Mes 16 000 mots de James Bond luttant contre la corruption ont eux-mêmes été corrompus. Comment mon éditrice a ri de l’ironie !
– Steve Cole
Aujourd’hui nous vous partageons un article que Steve Cole a écrit pour The Guardian dans lequel il raconte l’histoire d’un gros soucis qui lui est arrivé pendant la rédaction de Heads You Die…
Nous étions un samedi après-midi lorsque cela est arrivé. J’étais là, tapant avec diligence sur le clavier de l’ordinateur portable, une partie des 26 000 mots de Heads You Die, mon deuxième roman de La jeunesse de James Bond, propulsant mon héros adolescent à travers les rues étouffantes de la Old Havana pour un rendez-vous mortel avec son dernier ennemi, quand… La mort a frappé rapidement et silencieusement. […] L’écran était devenu noir. Mon MacBook était mort. Le ronronnement de son disque dur a continué, comme s’il essayait de traiter cette soudaine mort de l’écran.
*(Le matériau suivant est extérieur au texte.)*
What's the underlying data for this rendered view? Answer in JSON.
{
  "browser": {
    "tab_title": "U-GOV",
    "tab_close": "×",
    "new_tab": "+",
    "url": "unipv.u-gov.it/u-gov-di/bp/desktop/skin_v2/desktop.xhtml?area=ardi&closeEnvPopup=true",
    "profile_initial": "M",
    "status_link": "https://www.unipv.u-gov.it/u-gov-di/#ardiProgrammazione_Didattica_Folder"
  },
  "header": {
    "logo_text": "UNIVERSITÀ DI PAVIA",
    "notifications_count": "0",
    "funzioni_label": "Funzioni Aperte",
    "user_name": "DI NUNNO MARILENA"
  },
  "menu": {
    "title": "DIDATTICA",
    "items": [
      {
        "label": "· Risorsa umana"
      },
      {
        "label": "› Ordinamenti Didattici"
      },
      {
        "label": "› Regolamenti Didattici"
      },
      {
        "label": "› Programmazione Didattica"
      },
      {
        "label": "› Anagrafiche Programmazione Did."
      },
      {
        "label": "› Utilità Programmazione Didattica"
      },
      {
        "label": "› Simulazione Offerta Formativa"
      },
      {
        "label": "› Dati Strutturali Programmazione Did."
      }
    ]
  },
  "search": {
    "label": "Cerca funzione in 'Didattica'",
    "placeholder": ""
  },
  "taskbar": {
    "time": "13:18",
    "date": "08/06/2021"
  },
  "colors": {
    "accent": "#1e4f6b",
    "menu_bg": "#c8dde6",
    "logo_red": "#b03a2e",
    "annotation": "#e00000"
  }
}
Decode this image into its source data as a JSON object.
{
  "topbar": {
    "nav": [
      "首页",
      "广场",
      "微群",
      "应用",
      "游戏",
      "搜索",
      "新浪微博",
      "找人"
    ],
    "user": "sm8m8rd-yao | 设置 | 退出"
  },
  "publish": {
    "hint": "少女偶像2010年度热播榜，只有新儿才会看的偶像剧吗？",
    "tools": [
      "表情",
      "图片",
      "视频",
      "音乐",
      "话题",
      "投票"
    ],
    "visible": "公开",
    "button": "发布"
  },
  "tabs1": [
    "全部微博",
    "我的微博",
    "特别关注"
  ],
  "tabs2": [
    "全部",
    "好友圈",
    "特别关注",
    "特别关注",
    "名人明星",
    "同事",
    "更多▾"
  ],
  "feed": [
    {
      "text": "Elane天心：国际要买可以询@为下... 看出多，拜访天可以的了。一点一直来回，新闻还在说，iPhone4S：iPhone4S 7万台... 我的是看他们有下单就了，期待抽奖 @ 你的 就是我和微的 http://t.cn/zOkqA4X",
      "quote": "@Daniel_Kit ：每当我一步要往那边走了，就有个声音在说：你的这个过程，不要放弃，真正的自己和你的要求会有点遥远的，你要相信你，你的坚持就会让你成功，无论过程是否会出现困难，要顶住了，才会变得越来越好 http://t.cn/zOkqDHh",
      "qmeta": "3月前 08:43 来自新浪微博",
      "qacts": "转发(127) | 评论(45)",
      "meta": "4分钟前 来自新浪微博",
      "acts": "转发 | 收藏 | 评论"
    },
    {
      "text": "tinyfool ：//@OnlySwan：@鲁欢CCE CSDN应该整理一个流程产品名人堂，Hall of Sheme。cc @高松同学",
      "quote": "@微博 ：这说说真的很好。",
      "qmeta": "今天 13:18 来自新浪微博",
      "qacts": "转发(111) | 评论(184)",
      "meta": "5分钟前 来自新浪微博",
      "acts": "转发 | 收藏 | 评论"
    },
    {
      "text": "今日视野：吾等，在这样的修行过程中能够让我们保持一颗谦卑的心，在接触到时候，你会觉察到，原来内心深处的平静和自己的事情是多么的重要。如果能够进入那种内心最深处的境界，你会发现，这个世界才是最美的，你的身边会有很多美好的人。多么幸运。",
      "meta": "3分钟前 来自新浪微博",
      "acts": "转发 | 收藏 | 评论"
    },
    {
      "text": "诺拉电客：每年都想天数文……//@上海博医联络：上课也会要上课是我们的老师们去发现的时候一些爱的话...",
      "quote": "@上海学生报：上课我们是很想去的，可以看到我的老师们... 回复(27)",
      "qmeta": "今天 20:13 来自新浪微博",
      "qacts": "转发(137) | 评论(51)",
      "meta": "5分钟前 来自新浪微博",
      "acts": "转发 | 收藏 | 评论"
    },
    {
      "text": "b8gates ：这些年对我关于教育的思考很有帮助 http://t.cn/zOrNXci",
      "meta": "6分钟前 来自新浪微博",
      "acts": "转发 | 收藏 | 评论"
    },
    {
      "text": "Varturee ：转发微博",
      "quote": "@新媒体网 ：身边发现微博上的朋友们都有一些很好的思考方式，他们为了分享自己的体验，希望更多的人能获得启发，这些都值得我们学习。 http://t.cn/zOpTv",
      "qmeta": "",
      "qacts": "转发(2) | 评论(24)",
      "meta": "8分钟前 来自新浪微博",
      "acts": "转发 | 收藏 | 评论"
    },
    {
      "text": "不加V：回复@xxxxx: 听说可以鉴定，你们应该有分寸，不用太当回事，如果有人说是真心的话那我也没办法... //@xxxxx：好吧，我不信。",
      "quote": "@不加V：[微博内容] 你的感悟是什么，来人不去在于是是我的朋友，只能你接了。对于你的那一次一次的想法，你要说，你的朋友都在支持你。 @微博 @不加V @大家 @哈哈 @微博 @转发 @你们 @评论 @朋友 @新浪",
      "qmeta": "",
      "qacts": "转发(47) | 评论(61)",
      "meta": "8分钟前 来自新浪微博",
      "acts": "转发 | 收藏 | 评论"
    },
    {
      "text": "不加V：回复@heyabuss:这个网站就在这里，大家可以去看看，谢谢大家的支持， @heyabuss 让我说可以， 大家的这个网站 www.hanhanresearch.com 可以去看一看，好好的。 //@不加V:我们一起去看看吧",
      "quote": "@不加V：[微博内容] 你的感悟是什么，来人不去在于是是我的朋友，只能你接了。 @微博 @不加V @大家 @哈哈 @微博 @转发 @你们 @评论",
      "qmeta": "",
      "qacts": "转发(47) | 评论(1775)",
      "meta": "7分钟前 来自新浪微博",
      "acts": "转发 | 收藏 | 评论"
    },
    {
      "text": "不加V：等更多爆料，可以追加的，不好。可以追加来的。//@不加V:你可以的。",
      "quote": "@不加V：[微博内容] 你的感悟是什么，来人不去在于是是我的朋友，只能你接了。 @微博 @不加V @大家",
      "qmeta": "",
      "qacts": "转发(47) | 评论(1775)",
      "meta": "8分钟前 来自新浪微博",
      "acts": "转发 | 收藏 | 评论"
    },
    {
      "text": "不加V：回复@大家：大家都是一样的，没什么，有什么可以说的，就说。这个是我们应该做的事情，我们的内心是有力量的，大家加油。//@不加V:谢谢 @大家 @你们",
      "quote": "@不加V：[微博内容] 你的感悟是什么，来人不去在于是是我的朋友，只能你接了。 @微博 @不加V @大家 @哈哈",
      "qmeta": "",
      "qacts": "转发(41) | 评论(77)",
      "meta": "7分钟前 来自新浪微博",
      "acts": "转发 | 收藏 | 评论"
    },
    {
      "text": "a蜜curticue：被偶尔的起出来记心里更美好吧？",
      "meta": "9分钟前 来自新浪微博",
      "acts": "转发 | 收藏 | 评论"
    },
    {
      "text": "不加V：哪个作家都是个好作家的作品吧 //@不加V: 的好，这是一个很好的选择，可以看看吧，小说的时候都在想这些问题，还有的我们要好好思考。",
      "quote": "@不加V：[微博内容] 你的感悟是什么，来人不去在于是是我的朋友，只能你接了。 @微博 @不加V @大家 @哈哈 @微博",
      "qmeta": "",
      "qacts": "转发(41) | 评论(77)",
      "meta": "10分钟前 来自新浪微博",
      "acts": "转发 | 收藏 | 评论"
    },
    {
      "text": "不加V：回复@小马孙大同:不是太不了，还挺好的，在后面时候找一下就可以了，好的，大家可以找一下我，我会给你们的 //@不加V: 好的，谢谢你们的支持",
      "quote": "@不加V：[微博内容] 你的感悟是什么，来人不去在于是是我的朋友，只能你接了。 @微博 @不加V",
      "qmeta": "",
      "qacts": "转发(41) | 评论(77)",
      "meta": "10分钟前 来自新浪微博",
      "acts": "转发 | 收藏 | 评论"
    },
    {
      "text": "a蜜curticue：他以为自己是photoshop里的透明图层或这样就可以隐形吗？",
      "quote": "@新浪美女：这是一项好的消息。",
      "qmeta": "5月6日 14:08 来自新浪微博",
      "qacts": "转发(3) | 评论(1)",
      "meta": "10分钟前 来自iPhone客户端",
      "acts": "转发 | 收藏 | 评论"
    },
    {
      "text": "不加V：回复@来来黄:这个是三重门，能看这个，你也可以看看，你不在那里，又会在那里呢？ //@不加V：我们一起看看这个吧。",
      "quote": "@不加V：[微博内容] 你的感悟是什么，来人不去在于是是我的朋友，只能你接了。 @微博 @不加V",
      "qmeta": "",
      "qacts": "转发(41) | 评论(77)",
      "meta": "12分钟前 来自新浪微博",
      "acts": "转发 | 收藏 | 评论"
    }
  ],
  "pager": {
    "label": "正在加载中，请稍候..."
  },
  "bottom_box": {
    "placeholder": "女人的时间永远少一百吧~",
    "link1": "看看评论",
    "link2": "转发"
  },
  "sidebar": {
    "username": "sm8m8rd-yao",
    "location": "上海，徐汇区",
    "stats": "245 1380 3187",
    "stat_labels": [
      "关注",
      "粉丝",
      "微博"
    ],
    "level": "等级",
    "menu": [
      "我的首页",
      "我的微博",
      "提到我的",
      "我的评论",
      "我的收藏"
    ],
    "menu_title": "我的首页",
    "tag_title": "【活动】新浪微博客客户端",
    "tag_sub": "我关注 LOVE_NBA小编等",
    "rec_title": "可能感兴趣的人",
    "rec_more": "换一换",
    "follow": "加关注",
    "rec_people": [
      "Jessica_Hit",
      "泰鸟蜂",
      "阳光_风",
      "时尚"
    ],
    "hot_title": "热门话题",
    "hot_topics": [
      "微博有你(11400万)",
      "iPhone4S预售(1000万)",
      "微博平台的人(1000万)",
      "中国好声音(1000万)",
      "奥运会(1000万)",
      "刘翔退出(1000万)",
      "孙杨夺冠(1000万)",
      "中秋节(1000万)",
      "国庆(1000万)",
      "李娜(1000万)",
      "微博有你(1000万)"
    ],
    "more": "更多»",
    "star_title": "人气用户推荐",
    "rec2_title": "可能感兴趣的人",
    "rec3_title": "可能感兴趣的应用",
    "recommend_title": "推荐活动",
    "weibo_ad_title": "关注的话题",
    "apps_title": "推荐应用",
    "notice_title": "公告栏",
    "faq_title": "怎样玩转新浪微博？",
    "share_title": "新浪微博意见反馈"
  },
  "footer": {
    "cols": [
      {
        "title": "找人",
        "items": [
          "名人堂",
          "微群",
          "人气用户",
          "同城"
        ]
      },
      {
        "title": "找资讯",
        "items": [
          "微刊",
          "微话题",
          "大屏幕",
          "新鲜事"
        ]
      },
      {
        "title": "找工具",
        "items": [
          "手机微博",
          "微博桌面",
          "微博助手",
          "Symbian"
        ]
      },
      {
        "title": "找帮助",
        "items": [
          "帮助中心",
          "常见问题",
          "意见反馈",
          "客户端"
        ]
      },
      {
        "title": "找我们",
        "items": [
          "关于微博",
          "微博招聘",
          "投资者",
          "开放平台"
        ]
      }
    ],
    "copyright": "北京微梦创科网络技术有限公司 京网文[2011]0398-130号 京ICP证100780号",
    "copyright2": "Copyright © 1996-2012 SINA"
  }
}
J’ai essayé de redémarrer mon ordinateur portable. […] Il a passé les premiers signes du démarrage, puis… Il y a eu certains spectacles que personne ne devrait voir. L’un d’eux est « l’écran gris de la mort » d’Apple, vous empêchant l’accès à tous vos fichiers.
Alors que je frappais le bouton redémarrer à plusieurs reprises, le malaise a cédé la place à la détresse au fur et à mesure que je comprenais les répercussions. Heads You Die avait disparu. Je n’avais jamais configuré Time Machine, le logiciel de sauvegarde automatique de Mac. Je n’ai jamais imaginé mes documents flotter dans l’iCloud. J’avais bêtement pensé que mon ordinateur, qui avait seulement deux ans d’âge, me récompenserait de l’attention quasi constante que je lui portais par un long et loyal service d’amour. Mais non. Il était mort. Quand avais-je fait la dernière sauvegarde de mon ordinateur ? La réponse : jamais. Je travaille avec les Mac depuis 1993, et rien de tout cela ne m’étais jamais arrivé auparavant.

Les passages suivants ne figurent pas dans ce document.